Projects/areas considered important but less crucial than those previously listed include the production of periodic CD-ROMs and various Web initiatives (compute server, development of subsetting and statistical facilities). Development work should continue on certain features related to the documentation scanning operation (SGML and Acrobat), but resources will not be available to bring these features fully on-line in the short term.
Projects occupying a lower priority that could be postponed in the short term include the purchase of a replacement system that would be able to read and write tapes as had existed under MTS, the production of custom CD-ROMs, and any decision about what the next archival medium would be. While a proposal, already submitted to NSF, might involve ICPSR in the use of a massive parallel processing machine, the committee expressed concern about possible disruptions to other work if the Computing and Network Services unit was heavily involved in such a project.
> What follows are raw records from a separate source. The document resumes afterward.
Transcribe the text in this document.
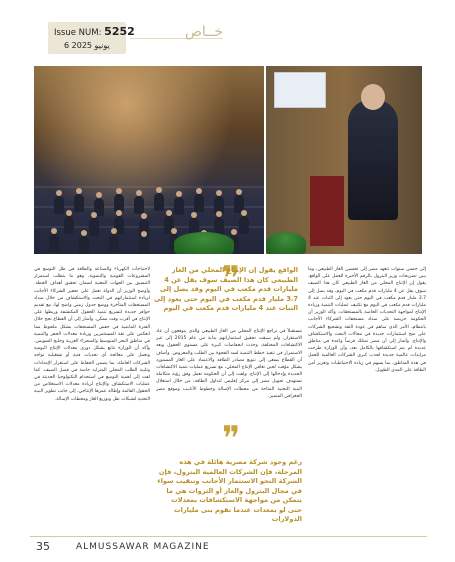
Issue NUM: 5252
6 يونيو 2025
خــاص
❞
الواقع يقول إن الإنتاج المحلي من الغاز الطبيعي كان هذا الصيف سوف يقل عن 4 مليارات قدم مكعب في اليوم وقد يصل إلى 3.7 مليار قدم مكعب في اليوم حتى يعود إلى الثبات عند 4 مليارات قدم مكعب في اليوم
لاحتياجات الكهرباء والصناعة والطاقة في ظل التوسع في المشروعات القومية والتنموية، وهو ما يتطلب استمرار التنسيق بين الجهات المعنية لضمان تحقيق أهداف الخطة. وأوضح الوزير أن الدولة تعمل على تحفيز الشركاء الأجانب لزيادة استثماراتهم في البحث والاستكشاف من خلال سداد المستحقات المتأخرة ووضع جدول زمني واضح لها، مع تقديم حوافز جديدة لتسريع تنمية الحقول المكتشفة وربطها على الإنتاج في أقرب وقت ممكن. وأشار إلى أن القطاع نجح خلال الفترة الماضية في خفض المستحقات بشكل ملحوظ مما انعكس على ثقة المستثمرين وزيادة معدلات الحفر والتنمية في مناطق البحر المتوسط والصحراء الغربية وخليج السويس. وأكد أن الوزارة تتابع بشكل دوري معدلات الإنتاج اليومية وتعمل على معالجة أي تحديات فنية أو تشغيلية تواجه الشركات العاملة، بما يضمن الحفاظ على استقرار الإمدادات وتلبية الطلب المحلي المتزايد خاصة في فصل الصيف. كما لفت إلى أهمية التوسع في استخدام التكنولوجيا الحديثة في عمليات الاستكشاف والإنتاج لزيادة معدلات الاستخلاص من الحقول القائمة وإطالة عمرها الإنتاجي، إلى جانب تطوير البنية التحتية لشبكات نقل وتوزيع الغاز ومحطات الإسالة.
مستقبلاً في تراجع الإنتاج المحلي من الغاز الطبيعي والذي يتوقعون أن عاد الاستقرار، ولم سبقت تحقيق استثماراتهم بداية من عام 2015 إلى عبر الاكتشافات المختلفة، وحدث انخفاضات كبيرة على مستوى الحقول وبعد الاستمرار في تنفيذ خطط التنمية لسد الفجوة بين الطلب والمعروض. وأضاف أن القطاع يسعى إلى تنويع مصادر الطاقة والاعتماد على الغاز المستورد بشكل مؤقت لحين تعافي الإنتاج المحلي، مع تسريع عمليات تنمية الاكتشافات الجديدة وإدخالها إلى الإنتاج. ولفت إلى أن الحكومة تعمل وفق رؤية متكاملة تستهدف تحويل مصر إلى مركز إقليمي لتداول الطاقة، من خلال استغلال البنية التحتية المتاحة من محطات الإسالة وخطوط الأنابيب وموقع مصر الجغرافي المتميز.
إلى خمس سنوات تتعهد مصر إلى تحسين الغاز الطبيعي، وما يبين تصريحات وزير البترول بالرقم الأخيرة للعمل على الواقع. يقول إن الإنتاج المحلي من الغاز الطبيعي كان هذا الصيف سوف يقل عن 4 مليارات قدم مكعب في اليوم، وقد يصل إلى 3.7 مليار قدم مكعب في اليوم حتى يعود إلى الثبات عند 4 مليارات قدم مكعب في اليوم مع تكثيف عمليات التنمية وزيادة الإنتاج لمواجهة التحديات الخاصة بالمستحقات. وأكد الوزير أن الحكومة حريصة على سداد مستحقات الشركاء الأجانب بانتظام، الأمر الذي ساهم في عودة الثقة وتشجيع الشركات على ضخ استثمارات جديدة في مجالات البحث والاستكشاف والإنتاج. وأشار إلى أن مصر تمتلك فرصاً واعدة في مناطق عديدة لم يتم استكشافها بالكامل بعد، وأن الوزارة طرحت مزايدات عالمية جديدة لجذب كبرى الشركات العالمية للعمل في هذه المناطق، بما يسهم في زيادة الاحتياطيات وتعزيز أمن الطاقة على المدى الطويل.
❞
رغم وجود شركة مصرية هائلة في هذه المرحلة، فإن الشركات العالمية البترول، فإن الشركة النحو الاستثمار الأجانب وتنقيب سواء في مجال البترول والغاز أو الثروات هي ما يتمكن من مواجهة الاستكشافات بمعدلات حتى لو بمعدات عندما تقوم بنى مليارات الدولارات
35	ALMUSSAWAR MAGAZINE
A strong recommendation from the committee focused on the importance of looking at computing equipment as a basic supply that was consumed each year and that had to be continually upgraded and replaced.
Winsborough made a motion that Council agree with the priorities set forth by the Computer/User Support subcommittee; Anne Gray seconded the motion. The motion passed unanimously.
The June 21-23 Council meeting has been canceled. In its place the Council will speak via telephone conference on June 27th, 2:30-4:00 p.m. Eastern time. The next regular Council meeting is scheduled for October 4-6th in Ann Arbor.